Gia
Wybraliśmy się do baru, w którym poznałam Dereka, aby uczcić zdane egzaminy oraz moje przyjęcie do nowej pracy. Jake był zachwycony, gdy dowiedział się, że będę pracowała z nim nad jednym z projektów. Miałam zacząć po nowym roku.

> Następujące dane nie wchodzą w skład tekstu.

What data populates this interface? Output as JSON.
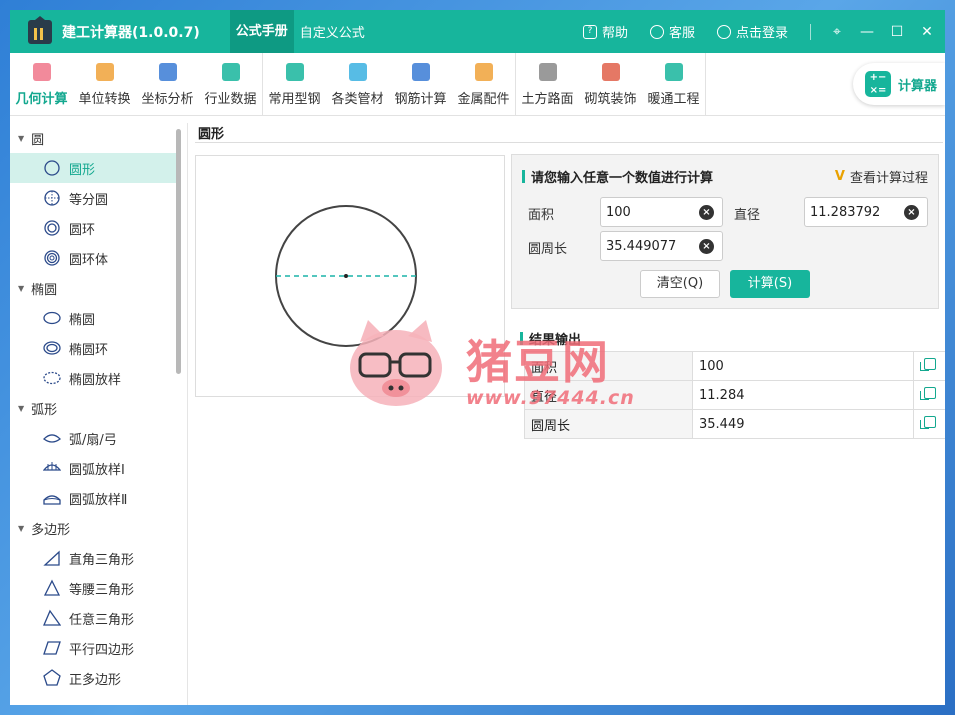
{
  "titlebar": {
    "app_title": "建工计算器(1.0.0.7)",
    "tab_main": "公式手册",
    "tab_custom": "自定义公式",
    "help": "帮助",
    "service": "客服",
    "login": "点击登录",
    "pin": "⌖",
    "minimize": "—",
    "maximize": "☐",
    "close": "✕"
  },
  "toolbar": {
    "groups": [
      [
        {
          "label": "几何计算",
          "icon": "cube-icon",
          "color": "#f0768a",
          "active": true
        },
        {
          "label": "单位转换",
          "icon": "ruler-cm-icon",
          "color": "#f0a23a"
        },
        {
          "label": "坐标分析",
          "icon": "axis-icon",
          "color": "#3a7bd5"
        },
        {
          "label": "行业数据",
          "icon": "bar-chart-icon",
          "color": "#17b59c"
        }
      ],
      [
        {
          "label": "常用型钢",
          "icon": "wrench-icon",
          "color": "#17b59c"
        },
        {
          "label": "各类管材",
          "icon": "pipe-icon",
          "color": "#3ab0e0"
        },
        {
          "label": "钢筋计算",
          "icon": "rebar-icon",
          "color": "#3a7bd5"
        },
        {
          "label": "金属配件",
          "icon": "hammer-icon",
          "color": "#f0a23a"
        }
      ],
      [
        {
          "label": "土方路面",
          "icon": "road-icon",
          "color": "#888888"
        },
        {
          "label": "砌筑装饰",
          "icon": "brick-icon",
          "color": "#e0604a"
        },
        {
          "label": "暖通工程",
          "icon": "fan-icon",
          "color": "#17b59c"
        }
      ]
    ],
    "calc_button": "计算器",
    "calc_icon_glyph": "+−\n×="
  },
  "sidebar": {
    "groups": [
      {
        "title": "圆",
        "items": [
          {
            "label": "圆形",
            "icon": "circle-icon",
            "selected": true
          },
          {
            "label": "等分圆",
            "icon": "divided-circle-icon"
          },
          {
            "label": "圆环",
            "icon": "ring-icon"
          },
          {
            "label": "圆环体",
            "icon": "torus-icon"
          }
        ]
      },
      {
        "title": "椭圆",
        "items": [
          {
            "label": "椭圆",
            "icon": "ellipse-icon"
          },
          {
            "label": "椭圆环",
            "icon": "ellipse-ring-icon"
          },
          {
            "label": "椭圆放样",
            "icon": "ellipse-loft-icon"
          }
        ]
      },
      {
        "title": "弧形",
        "items": [
          {
            "label": "弧/扇/弓",
            "icon": "arc-icon"
          },
          {
            "label": "圆弧放样Ⅰ",
            "icon": "arc-loft-1-icon"
          },
          {
            "label": "圆弧放样Ⅱ",
            "icon": "arc-loft-2-icon"
          }
        ]
      },
      {
        "title": "多边形",
        "items": [
          {
            "label": "直角三角形",
            "icon": "right-triangle-icon"
          },
          {
            "label": "等腰三角形",
            "icon": "isosceles-triangle-icon"
          },
          {
            "label": "任意三角形",
            "icon": "triangle-icon"
          },
          {
            "label": "平行四边形",
            "icon": "parallelogram-icon"
          },
          {
            "label": "正多边形",
            "icon": "pentagon-icon"
          }
        ]
      }
    ]
  },
  "main": {
    "title": "圆形",
    "input_panel": {
      "title": "请您输入任意一个数值进行计算",
      "view_process": "查看计算过程",
      "view_process_glyph": "V",
      "area_label": "面积",
      "area_value": "100",
      "diameter_label": "直径",
      "diameter_value": "11.283792",
      "circumference_label": "圆周长",
      "circumference_value": "35.449077",
      "clear_button": "清空(Q)",
      "calc_button": "计算(S)"
    },
    "result": {
      "title": "结果输出",
      "rows": [
        {
          "key": "面积",
          "value": "100"
        },
        {
          "key": "直径",
          "value": "11.284"
        },
        {
          "key": "圆周长",
          "value": "35.449"
        }
      ]
    }
  },
  "watermark": {
    "text": "猪豆网",
    "url": "www.97444.cn"
  }
}
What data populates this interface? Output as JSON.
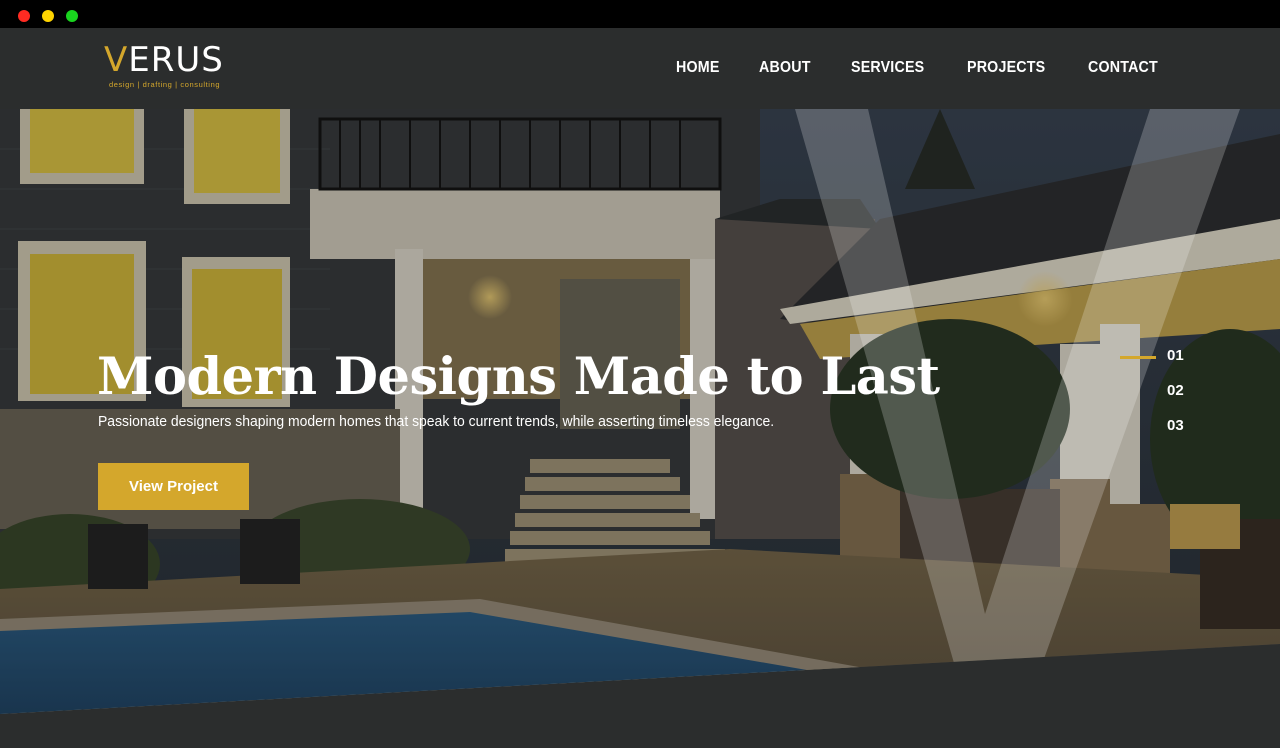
{
  "logo": {
    "brand_initial": "V",
    "brand_rest": "ERUS",
    "tagline": "design | drafting | consulting",
    "accent_color": "#d4a72c"
  },
  "nav": {
    "items": [
      {
        "label": "HOME"
      },
      {
        "label": "ABOUT"
      },
      {
        "label": "SERVICES"
      },
      {
        "label": "PROJECTS"
      },
      {
        "label": "CONTACT"
      }
    ]
  },
  "hero": {
    "title": "Modern Designs Made to Last",
    "subtitle": "Passionate designers shaping modern homes that speak to current trends, while asserting timeless elegance.",
    "cta_label": "View Project",
    "background_image": "photo of modern house with lit porch, pool and pavilion at dusk"
  },
  "slider": {
    "items": [
      {
        "label": "01",
        "active": true
      },
      {
        "label": "02",
        "active": false
      },
      {
        "label": "03",
        "active": false
      }
    ]
  },
  "colors": {
    "header_bg": "#2b2d2d",
    "accent": "#d4a72c",
    "text": "#ffffff"
  }
}
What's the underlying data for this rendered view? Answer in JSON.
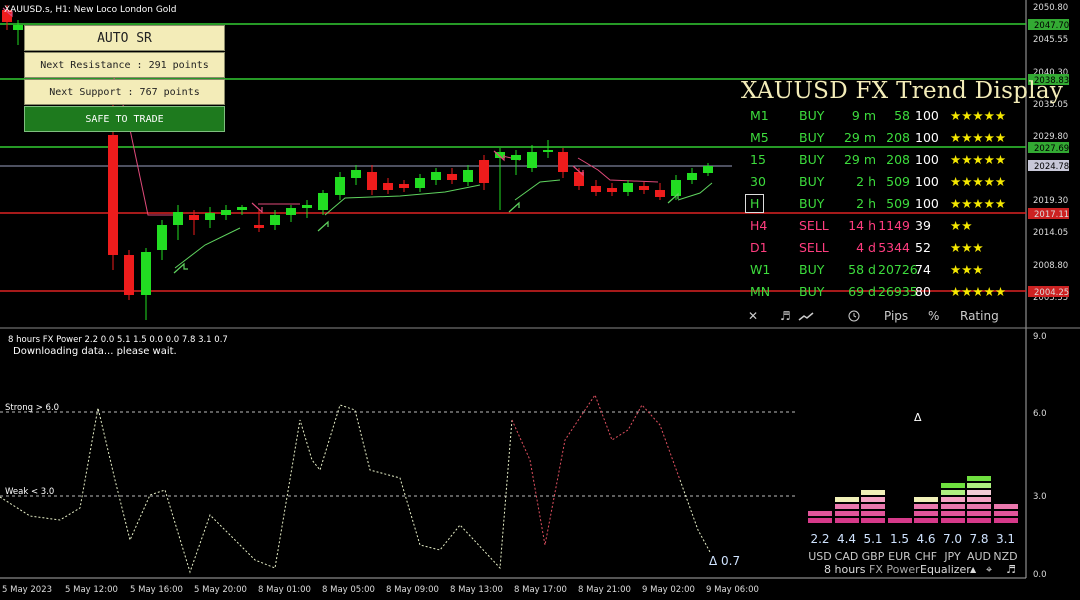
{
  "chart_header": "XAUUSD.s, H1:  New Loco London Gold",
  "price_axis": [
    "2050.80",
    "2045.55",
    "2040.30",
    "2035.05",
    "2029.80",
    "2024.78",
    "2019.30",
    "2014.05",
    "2008.80",
    "2003.55"
  ],
  "tags": {
    "r1": "2047.70",
    "r2": "2038.83",
    "r3": "2027.69",
    "cur": "2024.78",
    "s1": "2017.11",
    "s2": "2004.25"
  },
  "auto_sr": {
    "title": "AUTO  SR",
    "resistance": "Next Resistance : 291 points",
    "support": "Next Support : 767 points",
    "status": "SAFE TO TRADE"
  },
  "trend": {
    "title": "XAUUSD FX Trend Display",
    "rows": [
      {
        "tf": "M1",
        "signal": "BUY",
        "time": "9 m",
        "pips": "58",
        "pct": "100",
        "stars": "★★★★★"
      },
      {
        "tf": "M5",
        "signal": "BUY",
        "time": "29 m",
        "pips": "208",
        "pct": "100",
        "stars": "★★★★★"
      },
      {
        "tf": "15",
        "signal": "BUY",
        "time": "29 m",
        "pips": "208",
        "pct": "100",
        "stars": "★★★★★"
      },
      {
        "tf": "30",
        "signal": "BUY",
        "time": "2 h",
        "pips": "509",
        "pct": "100",
        "stars": "★★★★★"
      },
      {
        "tf": "H",
        "signal": "BUY",
        "time": "2 h",
        "pips": "509",
        "pct": "100",
        "stars": "★★★★★"
      },
      {
        "tf": "H4",
        "signal": "SELL",
        "time": "14 h",
        "pips": "1149",
        "pct": "39",
        "stars": "★★"
      },
      {
        "tf": "D1",
        "signal": "SELL",
        "time": "4 d",
        "pips": "5344",
        "pct": "52",
        "stars": "★★★"
      },
      {
        "tf": "W1",
        "signal": "BUY",
        "time": "58 d",
        "pips": "20726",
        "pct": "74",
        "stars": "★★★"
      },
      {
        "tf": "MN",
        "signal": "BUY",
        "time": "69 d",
        "pips": "26935",
        "pct": "80",
        "stars": "★★★★★"
      }
    ],
    "footer": {
      "close": "✕",
      "sound": "♬",
      "pips": "Pips",
      "percent": "%",
      "rating": "Rating"
    }
  },
  "indicator": {
    "header": "8 hours FX Power 2.2 0.0 5.1 1.5 0.0 0.0 7.8 3.1 0.7",
    "status": "Downloading data... please wait.",
    "strong_label": "Strong > 6.0",
    "weak_label": "Weak < 3.0",
    "delta_top": "Δ",
    "delta_value": "Δ 0.7",
    "axis": [
      "9.0",
      "6.0",
      "3.0",
      "0.0"
    ]
  },
  "equalizer": {
    "currencies": [
      {
        "name": "USD",
        "value": "2.2"
      },
      {
        "name": "CAD",
        "value": "4.4"
      },
      {
        "name": "GBP",
        "value": "5.1"
      },
      {
        "name": "EUR",
        "value": "1.5"
      },
      {
        "name": "CHF",
        "value": "4.6"
      },
      {
        "name": "JPY",
        "value": "7.0"
      },
      {
        "name": "AUD",
        "value": "7.8"
      },
      {
        "name": "NZD",
        "value": "3.1"
      }
    ],
    "footer": {
      "period": "8 hours",
      "product": "FX Power",
      "mode": "Equalizer"
    }
  },
  "time_axis": [
    "5 May 2023",
    "5 May 12:00",
    "5 May 16:00",
    "5 May 20:00",
    "8 May 01:00",
    "8 May 05:00",
    "8 May 09:00",
    "8 May 13:00",
    "8 May 17:00",
    "8 May 21:00",
    "9 May 02:00",
    "9 May 06:00"
  ]
}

Dzisiaj ludzi w barze było bardzo dużo, cudem udało nam się znaleźć wolne miejsca dla całej naszej szóstki.
- Piwo truskawkowe? - zapytała Cora - Czy może tym razem coś mocniejszego?
- Piwo - odpowiadam szybko. - Nie mam zamiaru umierać następnego dnia.
- Na pewno nie było tak źle - chichocze Lara, patrząc to na mnie to na swojego brata.
Cóż... dochodzenie do siebie w niedzielę po libacji alkoholowej, zwanej również babskim wieczorem było ciężkie, ale mogłoby być jeszcze bardziej, gdyby nie Derek i jego troska o mnie i mój stan zdrowia. Po prostu zaczęłam odsypiać alkohol i kilka godzin później obudziłam się jedynie z uczuciem na żołądku, że jeszcze nie jest do końca dobrze, ale karuzela w głowie ustała i to dzięki Derekowi.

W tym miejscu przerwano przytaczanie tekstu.